Critic Pierre Ruhe rightly points out the obvious in a book review of Joe Horowitz's massive and utterly cynical tome, "Classical Music in America: A History of Its Rise and Fall" for the Atlanta Journal-Constitution: that most people experience classical music in the form of recorded media.
This might be a bad thing for orchestras, like the bankrupted Savannah Symphony Orchestra, but it's a good thing for the classical music.
"Young composers are likely to find smashed musical boundaries exhilarating," Ruhe wrote in 2005. "The current situation [described in Horowitz's book] is that stodgy symphony orchestras, outposts of a once-glorious empire, have piloted themselves toward the margin. For some of these institutions, it might lead to an early extinction."
The weak appeal of arts organizations is even starker for dance. Even as institutions like the Oakland Ballet and Ohio Ballet are disappearing, new trends, ideas and sensibilities are taking shape in the digital realm. As writer Jody Rosen observes for Slate, the rise of YouTube may have spurred a new era of dance and dance crazes, as evidenced by the rise in popularity of an obscure dance video called "Aunt Jackie," which has since being posted become its own dance move.
"Whatever repercussions the rise of online video has for music and the music business, it's doing wonders for dancers," Rosen wrote recently. "One can't help but suspect that we are entering a new dance craze golden age, in which the emphasis will be laid firmly on the dancing in dance music."
Rosen's focus is mainly on street dance and hip-hop, but the full pantheon of dance styles can be seen on YouTube and others like it. In fact, readers of my blog for the Savannah Morning News in recent weeks have seen more dance styles in digital format than they may ever see in the analog world.
One can guess with some certainty that among the downloaders driving 12 percent of classica music sales on iTunes and among the throngs fueling the popularity of dance -- from ballet to popping-and-locking -- on YouTube are the very same members of Richard Florida's Creative Class that cities like Savannah are trying to attract.
And if they are -- and why wouldn't they be? -- then what is meaning of a economic impact study of arts organizations when those same arts organizations must compete for the attention of the coveted Creative Class with the art that they themselves produce?
What then for cities in the Outback?
Whatever the answer, I don't think it can deduced from an economic impact study. Something more is needed. What that is, I don't know.

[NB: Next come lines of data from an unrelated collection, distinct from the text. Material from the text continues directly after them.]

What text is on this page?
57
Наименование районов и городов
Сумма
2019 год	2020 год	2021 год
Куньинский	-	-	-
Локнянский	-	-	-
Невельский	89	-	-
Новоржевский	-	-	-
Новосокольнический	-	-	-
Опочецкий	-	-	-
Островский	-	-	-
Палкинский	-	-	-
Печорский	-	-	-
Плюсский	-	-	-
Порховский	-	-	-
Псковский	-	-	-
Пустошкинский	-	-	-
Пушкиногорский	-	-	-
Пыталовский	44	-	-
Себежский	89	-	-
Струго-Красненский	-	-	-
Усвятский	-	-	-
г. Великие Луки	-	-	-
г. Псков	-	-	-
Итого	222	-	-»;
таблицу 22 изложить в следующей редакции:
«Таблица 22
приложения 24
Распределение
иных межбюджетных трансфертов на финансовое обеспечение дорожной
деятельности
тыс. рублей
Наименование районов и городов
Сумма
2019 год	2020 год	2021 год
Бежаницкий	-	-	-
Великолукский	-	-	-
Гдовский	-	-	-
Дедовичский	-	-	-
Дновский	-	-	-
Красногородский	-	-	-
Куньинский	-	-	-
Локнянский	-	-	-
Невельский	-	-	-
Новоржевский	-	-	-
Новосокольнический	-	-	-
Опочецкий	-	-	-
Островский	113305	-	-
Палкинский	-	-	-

What I do know, or at least I suspect with good reason, is that the arts, and the cultivation of creativity, is going to become an increasingly important issue in cities like Savannah in the decades ahead
As Dana Gioia, the head of the National Endowment for the Arts, said in a commencement speech at Stanford University last month: "If the United States is to compete effectively with the rest of the world in the new global marketplace, it is not going to succeed through cheap labor or cheap raw materials, nor even the free flow of capital or a streamlined industrial base. To compete successfully, this country needs continued creativity, ingenuity, and innovation."